A real plus for the book was the Chicago/Wisconsin setting. Also, while I’ve not been to Taliesen in Spring Green, I have been to the western version near Arizona. I am familiar with his architecture through a couple of friends that have found it compelling. A good acquaintance lived across the street from one of his designs in Tulsa, Oklahoma. Also, the book mentions Jens Jensen, the founder of The Clearing. He and Wright worked together on a few things.

I think I know enough about his work and personal story to say I’m not really a fan. The scale of his buildings often feels wrong to me. And of course his personal life was one heck of mess. In particular, he allowed his self-professed genius to get in the way of little things like paying bills.

The book, though fictionalized in dialogue, does a great job of articulating how frustrating it must have been to live with a man like that. The story flowed easily.
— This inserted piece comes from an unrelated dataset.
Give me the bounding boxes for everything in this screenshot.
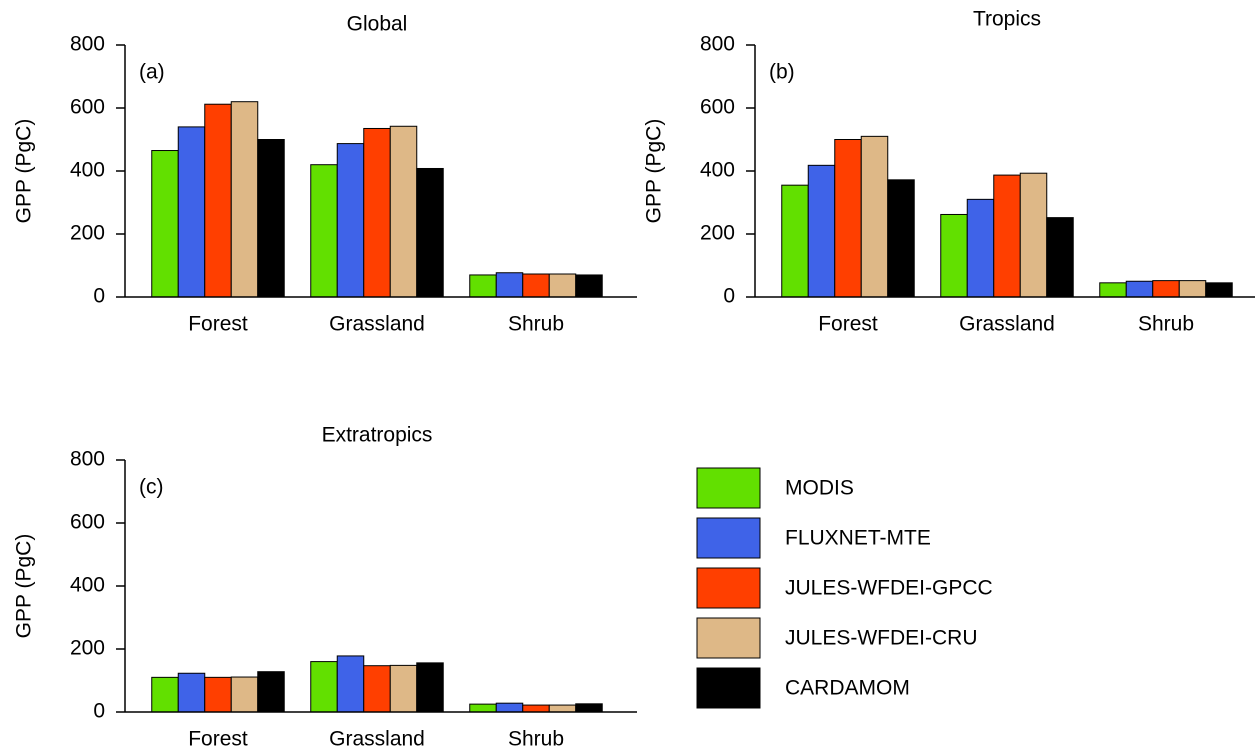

The ending was appropriately heart wrenching. I could never develop the appropriate empathy for Mamah Borthwick, though. When I was supposed to be grieving with her because she was separated from her children I thought, “you selfish twit.” When she was stretched out dead on Wright’s sister’s table, I failed to muster the expected sadness.

Tonight should be an interesting discussion. The club has a standing hostility towards characters that abandon their children to find their own way. (You’d be surprised how often that’s still a theme in popular literature!) Preliminary discussion at last week’s Haute Taco outing suggested a different take this time, though. There was sympathy from one or two who had already read about Mamah and her decision to hit the road with Wright. Can’t wait to hear it all out.

It was well written and an interesting subject. I think I’d like to do a little more research about Ellen Key, the Swedish feminist that Borthwick knew. Still, the book isn’t high on my list of recommended reads.


  1. Cindy, before you make your verdict on Wright’s style, i think you should take a trip to Oak Park, IL to see a Wright smorgasbord, and then swing on down to Robie House in Hyde Park Chicago (I know, I know, so very close to the Obama pad).

    I’m not a fan of some of his stuff, but Unity Temple in Oak Park won me over. Go see it!